Many people don’t talk about it, mainly because they are embarrassed. Some don’t even want to discuss it with their doctor, afraid to risk feeling humiliated in front of a healthcare provider.
Struggling with UI can also affect your sex life. As pelvic muscles have to be relaxed during intercourse, stress urinary incontinence can make sex painful and uncomfortable for both partners. As a result, you might become insecure about your body, leading to a range of insecurities and mental health issues.
Dealing with UI can be challenging and stressful, but there are ways to prevent it from affecting your mental well-being. It’s up to you to decide whether you want to go for a more traditional approach (e.g., Kegel exercises) or try more advanced methods (e.g., biofeedback therapy). Either way, you’ll need to see a professional who will be able to recommend the best treatment option based on your specific case.

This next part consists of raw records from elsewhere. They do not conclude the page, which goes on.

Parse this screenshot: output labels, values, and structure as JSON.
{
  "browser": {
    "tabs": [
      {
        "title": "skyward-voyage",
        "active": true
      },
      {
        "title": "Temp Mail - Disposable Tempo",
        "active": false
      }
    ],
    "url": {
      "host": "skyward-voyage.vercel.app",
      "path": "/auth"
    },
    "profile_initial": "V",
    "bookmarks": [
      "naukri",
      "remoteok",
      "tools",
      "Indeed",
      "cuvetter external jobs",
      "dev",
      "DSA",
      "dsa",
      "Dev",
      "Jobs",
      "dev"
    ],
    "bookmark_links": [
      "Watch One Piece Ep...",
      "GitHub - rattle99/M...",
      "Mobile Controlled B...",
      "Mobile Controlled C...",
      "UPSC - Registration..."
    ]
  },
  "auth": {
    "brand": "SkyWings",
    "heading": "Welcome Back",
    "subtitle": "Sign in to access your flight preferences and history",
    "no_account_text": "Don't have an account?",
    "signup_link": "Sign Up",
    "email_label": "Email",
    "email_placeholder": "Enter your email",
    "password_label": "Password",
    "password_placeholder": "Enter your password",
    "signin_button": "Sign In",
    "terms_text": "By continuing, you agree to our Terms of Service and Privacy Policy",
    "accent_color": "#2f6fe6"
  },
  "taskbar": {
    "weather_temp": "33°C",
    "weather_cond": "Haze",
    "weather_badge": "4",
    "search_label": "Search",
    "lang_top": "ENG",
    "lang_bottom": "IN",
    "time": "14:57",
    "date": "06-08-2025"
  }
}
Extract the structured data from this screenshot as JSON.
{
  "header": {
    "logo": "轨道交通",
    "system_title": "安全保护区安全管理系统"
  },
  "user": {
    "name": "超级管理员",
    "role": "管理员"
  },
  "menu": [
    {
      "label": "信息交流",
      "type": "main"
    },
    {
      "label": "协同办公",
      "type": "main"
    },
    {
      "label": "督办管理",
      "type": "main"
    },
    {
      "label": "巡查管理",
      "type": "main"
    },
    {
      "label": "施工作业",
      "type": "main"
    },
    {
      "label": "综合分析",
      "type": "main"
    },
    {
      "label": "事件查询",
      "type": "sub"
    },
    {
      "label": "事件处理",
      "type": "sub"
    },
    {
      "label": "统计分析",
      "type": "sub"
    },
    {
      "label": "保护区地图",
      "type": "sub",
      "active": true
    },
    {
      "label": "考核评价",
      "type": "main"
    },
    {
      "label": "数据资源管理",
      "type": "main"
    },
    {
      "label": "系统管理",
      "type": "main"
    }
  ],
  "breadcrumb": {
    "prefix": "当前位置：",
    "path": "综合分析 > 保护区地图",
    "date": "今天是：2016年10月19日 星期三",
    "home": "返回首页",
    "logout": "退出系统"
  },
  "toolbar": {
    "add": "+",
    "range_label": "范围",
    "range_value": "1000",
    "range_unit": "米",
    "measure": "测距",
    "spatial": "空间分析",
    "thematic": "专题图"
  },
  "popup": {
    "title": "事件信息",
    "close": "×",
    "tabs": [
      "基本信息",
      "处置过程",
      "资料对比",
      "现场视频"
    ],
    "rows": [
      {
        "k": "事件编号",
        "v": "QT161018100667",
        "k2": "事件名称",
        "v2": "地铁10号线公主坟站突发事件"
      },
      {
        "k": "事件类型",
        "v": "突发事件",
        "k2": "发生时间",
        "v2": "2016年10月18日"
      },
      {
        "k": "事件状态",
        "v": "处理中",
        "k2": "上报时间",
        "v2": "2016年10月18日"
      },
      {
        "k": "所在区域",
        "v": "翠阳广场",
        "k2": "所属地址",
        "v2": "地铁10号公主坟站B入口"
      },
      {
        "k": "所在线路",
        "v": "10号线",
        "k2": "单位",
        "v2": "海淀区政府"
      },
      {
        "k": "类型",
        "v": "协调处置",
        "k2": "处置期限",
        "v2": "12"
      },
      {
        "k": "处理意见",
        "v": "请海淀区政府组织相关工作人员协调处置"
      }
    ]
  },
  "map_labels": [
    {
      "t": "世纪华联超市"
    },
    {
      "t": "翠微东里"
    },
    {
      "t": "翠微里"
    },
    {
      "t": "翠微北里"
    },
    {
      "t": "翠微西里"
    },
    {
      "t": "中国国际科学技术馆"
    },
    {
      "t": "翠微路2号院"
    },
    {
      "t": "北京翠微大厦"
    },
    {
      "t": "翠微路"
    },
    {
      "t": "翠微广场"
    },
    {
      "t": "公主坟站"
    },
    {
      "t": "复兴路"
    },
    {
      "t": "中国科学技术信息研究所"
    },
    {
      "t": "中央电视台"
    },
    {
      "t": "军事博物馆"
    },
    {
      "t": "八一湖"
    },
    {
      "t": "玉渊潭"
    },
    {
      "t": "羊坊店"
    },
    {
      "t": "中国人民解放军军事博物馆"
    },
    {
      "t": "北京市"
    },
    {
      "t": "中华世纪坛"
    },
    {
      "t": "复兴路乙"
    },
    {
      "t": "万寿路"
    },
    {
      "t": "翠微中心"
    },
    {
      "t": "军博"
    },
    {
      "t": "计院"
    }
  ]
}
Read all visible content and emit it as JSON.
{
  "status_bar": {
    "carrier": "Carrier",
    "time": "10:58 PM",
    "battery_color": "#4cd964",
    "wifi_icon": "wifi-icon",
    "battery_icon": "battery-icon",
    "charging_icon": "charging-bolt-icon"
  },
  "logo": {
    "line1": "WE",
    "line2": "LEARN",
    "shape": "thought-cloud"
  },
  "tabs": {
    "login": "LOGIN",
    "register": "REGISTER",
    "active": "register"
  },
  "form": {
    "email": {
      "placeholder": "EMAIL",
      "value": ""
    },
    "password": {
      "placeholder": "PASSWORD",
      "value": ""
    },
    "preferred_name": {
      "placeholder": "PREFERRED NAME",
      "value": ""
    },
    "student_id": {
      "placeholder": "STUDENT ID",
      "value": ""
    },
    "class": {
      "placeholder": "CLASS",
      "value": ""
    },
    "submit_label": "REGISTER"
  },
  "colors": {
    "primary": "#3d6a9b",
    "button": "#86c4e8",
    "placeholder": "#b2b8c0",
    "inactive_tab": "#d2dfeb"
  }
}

As you can see, UI is quite common – if it’s not you, then it’s likely someone close to you. And even though there are multiple ways to treat it, there’s a lot of shame and embarrassment that goes along with it – which shouldn’t be the case.
If you struggle with incontinence, don’t hesitate to speak to a doctor – that’s the best way to get treatment for this condition. You might also take matters into your own hands and try some natural ways of dealing with UI. However, we always recommend consulting with a professional to rule out other health issues.